I'd contact your systems administrator at your work and see if they already have something for this occasion. This also keeps things above board and within your corporate security and policies for access.

  • Trying; I'm going through the help desk. Thus far, the responses have boiled down to "Yeah, that should be working!" I'm not looking for sneaky hacks here, I just want to figure out why it isn't working. :-)
    – BlairHippo
    Feb 8 '13 at 20:42
  • Of course, it doesn't help that I'm at a very remote, very small office; I can't track down the sysadmin at his/her cubicle and beg for assistance. I asked my supervisor for help, only to be told that he couldn't get anything like that working, either -- and if I figure it out, I need to share.
    – BlairHippo
    Feb 8 '13 at 20:44
  • 1
    Well at least you have protected yourself. I've seen such things result in abrupt termination and I'd hate for that to happen for you.
    – mdpc
    Feb 8 '13 at 20:45
  • Yup yup. I asked my boss for permission before I even brought my personal machine through the door. I'd hate for that to happen to me, too.
    – BlairHippo
    Feb 8 '13 at 20:48
  • Unsatisfying though it is, given than IT is being glacially slow helping out, I'm pretty sure this is the correct answer.
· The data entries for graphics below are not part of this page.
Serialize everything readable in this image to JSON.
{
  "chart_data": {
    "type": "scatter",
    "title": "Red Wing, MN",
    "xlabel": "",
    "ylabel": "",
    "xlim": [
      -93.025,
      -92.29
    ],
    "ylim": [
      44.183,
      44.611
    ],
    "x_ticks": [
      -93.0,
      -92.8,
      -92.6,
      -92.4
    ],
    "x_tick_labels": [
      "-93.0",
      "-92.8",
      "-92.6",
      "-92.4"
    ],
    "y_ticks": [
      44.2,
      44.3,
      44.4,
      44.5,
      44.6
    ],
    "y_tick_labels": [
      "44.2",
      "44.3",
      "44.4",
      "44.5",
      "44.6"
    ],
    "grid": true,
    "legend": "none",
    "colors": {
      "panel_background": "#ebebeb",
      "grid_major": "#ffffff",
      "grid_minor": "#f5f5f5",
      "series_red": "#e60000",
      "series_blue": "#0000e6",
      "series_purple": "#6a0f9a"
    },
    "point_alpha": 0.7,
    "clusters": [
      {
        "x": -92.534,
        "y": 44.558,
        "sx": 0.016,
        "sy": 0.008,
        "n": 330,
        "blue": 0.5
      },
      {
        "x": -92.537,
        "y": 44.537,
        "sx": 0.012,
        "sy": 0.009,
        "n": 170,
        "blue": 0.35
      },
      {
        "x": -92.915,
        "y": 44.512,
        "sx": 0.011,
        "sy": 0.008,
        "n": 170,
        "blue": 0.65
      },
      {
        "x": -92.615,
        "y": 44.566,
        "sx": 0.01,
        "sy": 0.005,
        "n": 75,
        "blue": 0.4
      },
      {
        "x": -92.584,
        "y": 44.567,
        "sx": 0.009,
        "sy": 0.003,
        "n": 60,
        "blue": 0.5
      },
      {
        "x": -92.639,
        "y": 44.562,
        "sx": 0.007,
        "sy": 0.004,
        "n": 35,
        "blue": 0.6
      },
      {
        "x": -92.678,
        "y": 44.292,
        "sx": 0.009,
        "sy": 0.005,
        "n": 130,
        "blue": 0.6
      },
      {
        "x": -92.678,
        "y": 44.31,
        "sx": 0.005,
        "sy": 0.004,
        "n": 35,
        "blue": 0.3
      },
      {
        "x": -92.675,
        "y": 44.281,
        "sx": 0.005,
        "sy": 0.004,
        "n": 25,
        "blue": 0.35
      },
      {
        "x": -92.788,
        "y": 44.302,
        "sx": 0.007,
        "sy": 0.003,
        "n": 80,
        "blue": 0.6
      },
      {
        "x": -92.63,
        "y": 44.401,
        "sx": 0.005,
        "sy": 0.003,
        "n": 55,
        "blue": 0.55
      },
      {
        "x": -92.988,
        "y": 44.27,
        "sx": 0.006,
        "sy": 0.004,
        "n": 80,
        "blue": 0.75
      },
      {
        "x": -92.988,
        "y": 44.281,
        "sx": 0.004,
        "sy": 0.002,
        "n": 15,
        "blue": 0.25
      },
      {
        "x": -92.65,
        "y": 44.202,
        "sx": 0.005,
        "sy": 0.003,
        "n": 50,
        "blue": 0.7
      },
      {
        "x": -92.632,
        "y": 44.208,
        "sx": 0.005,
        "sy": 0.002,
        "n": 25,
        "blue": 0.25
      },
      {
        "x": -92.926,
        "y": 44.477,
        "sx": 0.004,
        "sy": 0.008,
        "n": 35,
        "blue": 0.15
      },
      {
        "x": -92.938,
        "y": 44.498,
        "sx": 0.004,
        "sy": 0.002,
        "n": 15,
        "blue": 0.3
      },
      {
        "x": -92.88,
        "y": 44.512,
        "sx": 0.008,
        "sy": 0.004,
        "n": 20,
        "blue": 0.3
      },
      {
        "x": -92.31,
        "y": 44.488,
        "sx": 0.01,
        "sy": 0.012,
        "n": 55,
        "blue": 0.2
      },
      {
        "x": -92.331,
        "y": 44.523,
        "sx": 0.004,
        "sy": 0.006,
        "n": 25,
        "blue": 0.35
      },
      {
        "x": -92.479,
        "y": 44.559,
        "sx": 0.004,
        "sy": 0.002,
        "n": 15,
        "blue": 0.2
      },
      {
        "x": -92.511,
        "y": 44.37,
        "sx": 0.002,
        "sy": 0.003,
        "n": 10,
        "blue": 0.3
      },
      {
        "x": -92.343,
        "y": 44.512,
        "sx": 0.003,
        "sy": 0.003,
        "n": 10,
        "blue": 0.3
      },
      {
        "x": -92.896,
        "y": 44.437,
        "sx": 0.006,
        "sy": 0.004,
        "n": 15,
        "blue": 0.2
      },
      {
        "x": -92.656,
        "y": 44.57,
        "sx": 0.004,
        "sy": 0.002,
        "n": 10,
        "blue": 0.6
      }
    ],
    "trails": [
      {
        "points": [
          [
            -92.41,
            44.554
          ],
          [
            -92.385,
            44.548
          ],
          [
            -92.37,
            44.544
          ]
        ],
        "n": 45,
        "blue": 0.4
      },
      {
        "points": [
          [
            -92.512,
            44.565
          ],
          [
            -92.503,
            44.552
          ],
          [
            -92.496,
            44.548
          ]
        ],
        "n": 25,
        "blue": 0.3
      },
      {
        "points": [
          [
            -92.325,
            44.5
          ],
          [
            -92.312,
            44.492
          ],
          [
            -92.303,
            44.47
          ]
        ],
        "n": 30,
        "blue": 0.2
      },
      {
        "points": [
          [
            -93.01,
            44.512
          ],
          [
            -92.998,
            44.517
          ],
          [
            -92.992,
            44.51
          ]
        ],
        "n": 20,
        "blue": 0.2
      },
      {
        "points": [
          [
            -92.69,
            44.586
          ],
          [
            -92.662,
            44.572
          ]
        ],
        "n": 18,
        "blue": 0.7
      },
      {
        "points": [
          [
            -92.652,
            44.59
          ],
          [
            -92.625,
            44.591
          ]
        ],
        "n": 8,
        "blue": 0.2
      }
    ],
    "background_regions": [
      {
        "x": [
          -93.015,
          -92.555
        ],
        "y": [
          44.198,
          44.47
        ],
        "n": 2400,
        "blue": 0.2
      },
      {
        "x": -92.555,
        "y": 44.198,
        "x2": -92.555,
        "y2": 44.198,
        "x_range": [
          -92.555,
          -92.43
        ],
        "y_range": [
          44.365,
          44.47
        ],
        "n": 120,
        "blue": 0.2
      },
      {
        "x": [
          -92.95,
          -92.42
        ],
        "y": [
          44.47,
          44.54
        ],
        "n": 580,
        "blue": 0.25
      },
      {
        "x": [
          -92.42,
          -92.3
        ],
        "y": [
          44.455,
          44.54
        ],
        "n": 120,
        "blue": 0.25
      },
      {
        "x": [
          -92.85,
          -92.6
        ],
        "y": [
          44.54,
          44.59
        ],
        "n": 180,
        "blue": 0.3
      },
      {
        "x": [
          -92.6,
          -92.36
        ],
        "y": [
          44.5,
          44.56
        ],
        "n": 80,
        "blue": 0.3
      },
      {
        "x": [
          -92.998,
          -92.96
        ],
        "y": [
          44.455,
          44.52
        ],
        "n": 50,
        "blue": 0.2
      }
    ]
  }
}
I simply don't have the permissions I need to punch holes in the firewall that my Mac can use.
    – BlairHippo
    Feb 20 '13 at 13:30

I don't understand the 8080 port : WiFi doesn't assign ports, only IP address.
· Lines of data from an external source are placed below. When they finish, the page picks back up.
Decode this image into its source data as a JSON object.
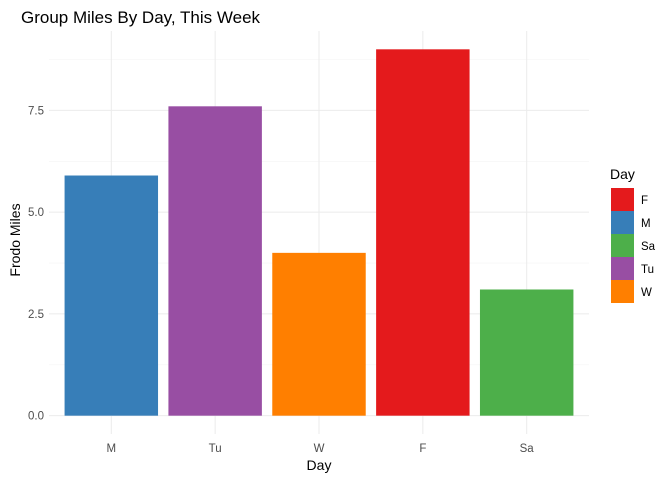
{
  "chart_data": {
    "type": "bar",
    "title": "Group Miles By Day, This Week",
    "xlabel": "Day",
    "ylabel": "Frodo Miles",
    "categories": [
      "M",
      "Tu",
      "W",
      "F",
      "Sa"
    ],
    "values": [
      5.9,
      7.6,
      4.0,
      9.0,
      3.1
    ],
    "colors": [
      "#377EB8",
      "#984EA3",
      "#FF7F00",
      "#E41A1C",
      "#4DAF4A"
    ],
    "ylim": [
      -0.45,
      9.45
    ],
    "yticks": [
      0.0,
      2.5,
      5.0,
      7.5
    ],
    "ytick_labels": [
      "0.0",
      "2.5",
      "5.0",
      "7.5"
    ],
    "grid": true,
    "legend": {
      "title": "Day",
      "placement": "right",
      "entries": [
        {
          "label": "F",
          "color": "#E41A1C"
        },
        {
          "label": "M",
          "color": "#377EB8"
        },
        {
          "label": "Sa",
          "color": "#4DAF4A"
        },
        {
          "label": "Tu",
          "color": "#984EA3"
        },
        {
          "label": "W",
          "color": "#FF7F00"
        }
      ]
    }
  }
}
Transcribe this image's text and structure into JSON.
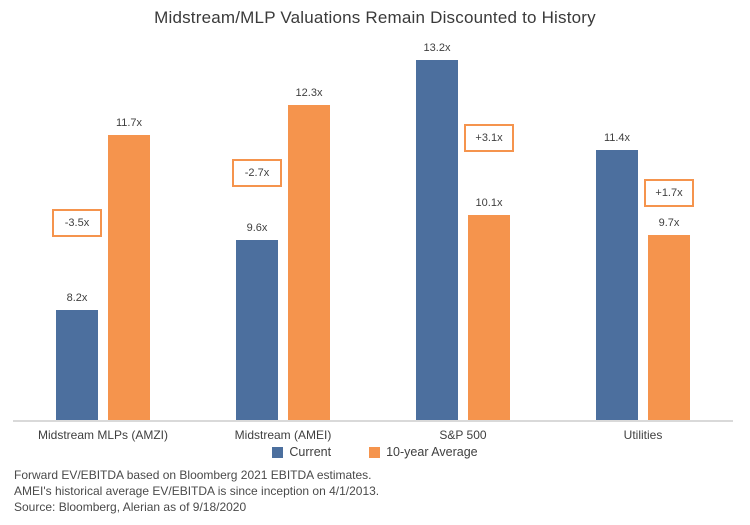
{
  "title": "Midstream/MLP Valuations Remain Discounted to History",
  "chart_data": {
    "type": "bar",
    "title": "Midstream/MLP Valuations Remain Discounted to History",
    "categories": [
      "Midstream MLPs (AMZI)",
      "Midstream (AMEI)",
      "S&P 500",
      "Utilities"
    ],
    "series": [
      {
        "name": "Current",
        "color": "#4c6f9e",
        "values": [
          8.2,
          9.6,
          13.2,
          11.4
        ]
      },
      {
        "name": "10-year Average",
        "color": "#f5944d",
        "values": [
          11.7,
          12.3,
          10.1,
          9.7
        ]
      }
    ],
    "diff_labels": [
      "-3.5x",
      "-2.7x",
      "+3.1x",
      "+1.7x"
    ],
    "value_suffix": "x",
    "ylim": [
      6,
      13.5
    ],
    "grid": false,
    "legend_position": "bottom",
    "xlabel": "",
    "ylabel": ""
  },
  "footnotes": [
    "Forward EV/EBITDA based on Bloomberg 2021 EBITDA estimates.",
    "AMEI's historical average EV/EBITDA is since inception on 4/1/2013.",
    "Source: Bloomberg, Alerian as of 9/18/2020"
  ],
  "colors": {
    "current": "#4c6f9e",
    "average": "#f5944d",
    "diff_box_border": "#f5944d",
    "text": "#3f3f3f",
    "axis_line": "#d9d9d9"
  }
}
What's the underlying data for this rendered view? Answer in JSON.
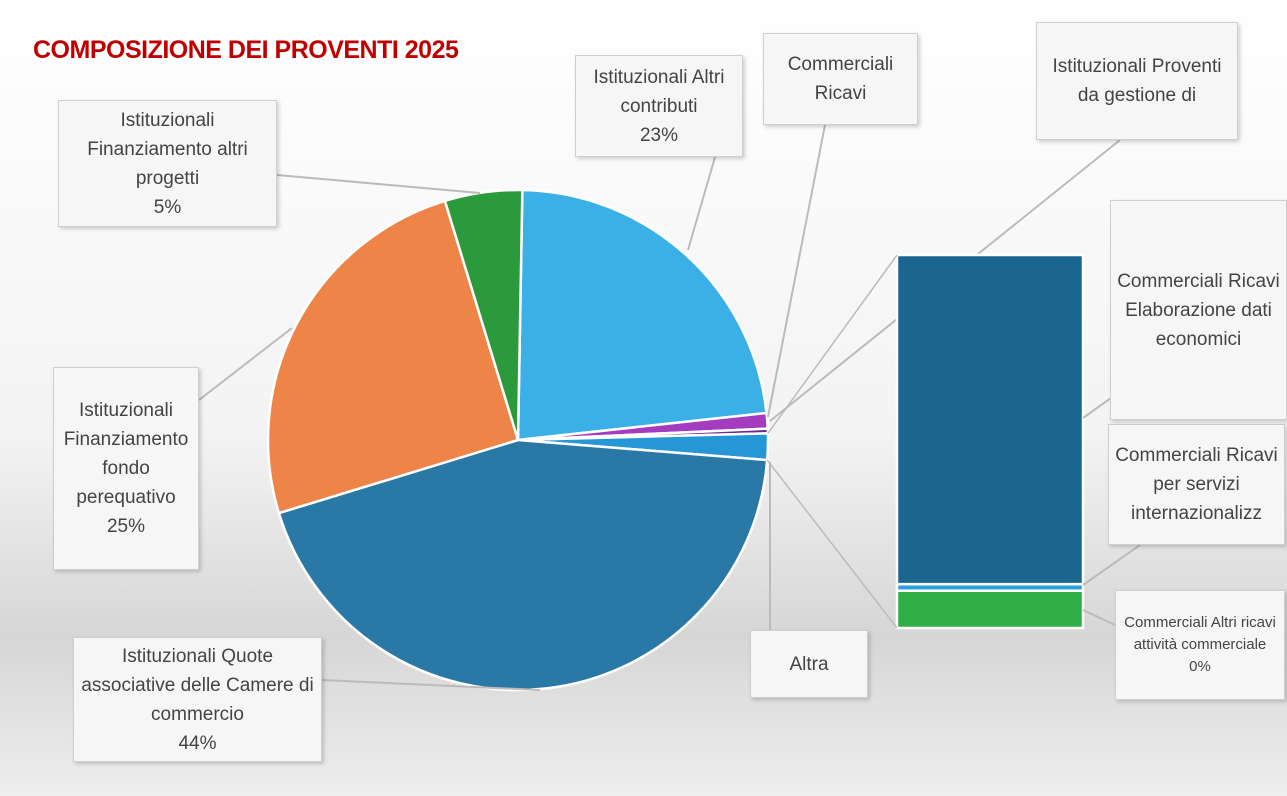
{
  "chart_data": {
    "type": "pie_of_bar",
    "title": "COMPOSIZIONE DEI PROVENTI 2025",
    "categories": [
      "Istituzionali Altri contributi",
      "Commerciali Ricavi",
      "Istituzionali Proventi da gestione di",
      "Altra",
      "Istituzionali Quote associative delle Camere di commercio",
      "Istituzionali Finanziamento fondo perequativo",
      "Istituzionali Finanziamento altri progetti"
    ],
    "values": [
      23,
      1,
      0.3,
      1.7,
      44,
      25,
      5
    ],
    "value_labels": [
      "23%",
      null,
      null,
      null,
      "44%",
      "25%",
      "5%"
    ],
    "colors": [
      "#3bb0e6",
      "#a43cc0",
      "#6d2a8c",
      "#2596d6",
      "#2a78a6",
      "#ee8448",
      "#2a9a3c"
    ],
    "bar": {
      "categories": [
        "Commerciali Altri ricavi attività commerciale",
        "Commerciali Ricavi per servizi internazionalizz",
        "Commerciali Ricavi Elaborazione dati economici"
      ],
      "values": [
        0.17,
        0.03,
        1.5
      ],
      "value_labels": [
        "0%",
        null,
        null
      ],
      "colors": [
        "#2fae45",
        "#2a9fd8",
        "#1a6690"
      ]
    }
  }
}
One idea: If the VPN permits it, you could maybe Share the Internet Through an Ethernet Cable From Your PC to Your Mac. This way you create your own network which is not under the control of your network administrator.

Turn off any firewall on the Mac just in case.

  • The 8080 port is configured by the glassfish server; when I access 8080, I'm using Firefox, not ping. And it looks like the Mac firewall is already turned off.
    – BlairHippo
    Feb 12 '13 at 20:08
  • Let me know if the Ethernet idea is workable in your setup.
    – harrymc
    Feb 13 '13 at 8:41
  • The direct Ethernet cable doesn't seem to be doing anything. On Windows, I see an "Unidentified network" show up on the Network and Sharing Center, but I still can't ping the Windows box from the Mac, nor can I access it via HTTP. Is there something I need to configure on the Windows side?
    – BlairHippo
    Feb 13 '13 at 15:37
  • The article above was supposed to tell how.
    – harrymc
    Feb 13 '13 at 18:24

Obviously there are only two possible issues here:

  1. Your Windows 7 PC has it's firewall turned on (very likely) and you will need to allow the port through the Windows firewall
  2. Your Application Server could be bound to localhost or only and in this case you'll need to change it to listen to

You can verify (2) by either

  • test if responds on your work machine (sometimes it's a habit to just use localhost:8080)
  • much better: open a command prompt (Win+R, type cmd) and run netstat -nap TCP - you should see at least one line where under "Local Address" you have "something:8080" and under "State" "LISTENING" - if something is not or, then the IP binding is your primary problem.

P.S.: Under Windows, repsones to ICMP packets are by default turned off, so your ping from the Mac won't work even with the firewall turned off. The fact that you can ping the other way means that it's not a network issue at all.